Uno più strutturale e macro, l’altro più contingente e connesso alle future primarie in California ed in Texas.
Gli
ispanici sono la principale minoranza etnica americana. Erano il 18,1%
della popolazione statunitense totale il primo luglio del 2017 – secondo
l’ufficio di censimento – cioè 58,9 milioni, e raggiungeranno il 19%
quest’anno secondo le previsioni, giungendo ad essere più di 62 milioni.
I
cambiamenti demografici intercorsi negli Stati Uniti contemporanei
hanno fatto aumentare significativamente gli elettori non bianchi, che
rappresentano per il Pew Research Center quasi un terzo degli aventi
diritto al voto, minacciando di fatto il peso elettorale WASP.
Trump
in parte è la risposta a questa “fine di egemonia” dell’elettorato
bianco e protestante, in prospettiva; un declino inesorabile di uno dei
perni dell’identità “Stelle e Strisce”, che si è strutturata attorno a
questo nocciolo duro, e all’assimilazione a tappe successive
dell’immigrazione europea e russa, in particolare.
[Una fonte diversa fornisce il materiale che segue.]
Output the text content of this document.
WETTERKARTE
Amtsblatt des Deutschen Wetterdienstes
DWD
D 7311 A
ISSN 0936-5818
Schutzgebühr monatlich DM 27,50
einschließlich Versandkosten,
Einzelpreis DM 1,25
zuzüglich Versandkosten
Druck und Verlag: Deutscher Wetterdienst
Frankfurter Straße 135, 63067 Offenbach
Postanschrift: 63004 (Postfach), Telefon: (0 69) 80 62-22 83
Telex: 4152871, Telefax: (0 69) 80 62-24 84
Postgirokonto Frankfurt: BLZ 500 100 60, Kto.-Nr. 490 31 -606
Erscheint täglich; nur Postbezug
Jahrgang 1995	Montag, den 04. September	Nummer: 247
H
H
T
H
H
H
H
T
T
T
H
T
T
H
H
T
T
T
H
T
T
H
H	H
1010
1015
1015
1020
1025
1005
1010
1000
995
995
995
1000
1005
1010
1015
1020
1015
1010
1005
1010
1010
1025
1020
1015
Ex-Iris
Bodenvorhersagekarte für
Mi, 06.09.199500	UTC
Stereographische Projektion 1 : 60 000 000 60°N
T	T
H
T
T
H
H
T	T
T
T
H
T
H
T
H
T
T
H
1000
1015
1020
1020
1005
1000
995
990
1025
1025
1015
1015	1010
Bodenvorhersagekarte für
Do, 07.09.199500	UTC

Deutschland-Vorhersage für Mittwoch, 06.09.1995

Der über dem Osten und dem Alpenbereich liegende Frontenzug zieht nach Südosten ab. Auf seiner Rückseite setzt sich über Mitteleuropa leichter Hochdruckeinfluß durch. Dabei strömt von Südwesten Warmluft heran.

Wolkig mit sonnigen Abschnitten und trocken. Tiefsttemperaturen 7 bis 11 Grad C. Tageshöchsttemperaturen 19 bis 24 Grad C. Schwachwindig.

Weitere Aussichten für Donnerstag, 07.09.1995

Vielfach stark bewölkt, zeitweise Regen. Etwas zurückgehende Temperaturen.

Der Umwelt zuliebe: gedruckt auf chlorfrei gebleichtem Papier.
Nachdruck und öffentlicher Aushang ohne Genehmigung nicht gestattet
Entra in crisi il “suprematismo bianco”, corollario ideologico principale dell’american way of life, sulla spinta dei profondi cambiamenti demografici, base materiale della sua implosione.
Gli
ispanici sono concentrati soprattutto in dieci Stati dell’Unione,
alcuni dei quali – California, Texas, New York, Florida e Illinois –
rivestono una importanza cruciale per l’esito del voto presidenziale.
Un peso demografico a cui si unisce una maggiore desiderio di partecipazione elettorale, soprattutto tra le fasce giovanili.
In
Nevada – dove si è tenuta l’ultima tappa delle primarie democratiche –
così come New York, Texas, Illinois, California, New Jersey e Florida,
il numero di ispanici di età compresa tra i 18 e 24 anni che si reca
alle urne è superiore del 170% a quello dei non ispanici!
In
California, che insieme al Texas, sarà uno degli Stati fondamentali nel
“super martedì” del 3 marzo di quest’anno – considerato l’alto numero
di delegati che lo Stato esprime alla convention – l’elettorato ispanico
è cresciuto quattro volte di più rispetto a quello non ispanico.
Le elezioni midterm
del 2018 sono state un barometro importante per comprendere i
comportamenti elettorali con l’affluenza alle urne degli ispanici che è
aumentata drasticamente rispetto a quelle del 2014, passando da 6,7 a 13
milioni.
Riassumendo,
gli ispanici crescono demograficamente e sono quasi un quinto della
popolazione totale, aumenta la loro partecipazione al voto in alcuni
casi in maniera esponenziale; e questo avviene soprattutto nelle fasce
giovanili, quei famosi millenials cresciuti con la fine del “sogno americano”, successivo allo scoppio della crisi del 2007-2008.
Sanders
ha intercettato il desiderio di riscatto di questa parte della
popolazione, più volte al centro della politica razzista di The Orange Man, sbaragliando gli altri competitor democratici con una campagna “porta a porta”, sostenuta in Nevada da due delle maggiori organizzazioni ispaniche: Mijente e Make Road Action, con il loro “inedito” endorsement,
hanno arricchito la già potente macchina da guerra degli attivisti che
ha il suo nervo nei DSA, gli agguerriti “socialisti americani”.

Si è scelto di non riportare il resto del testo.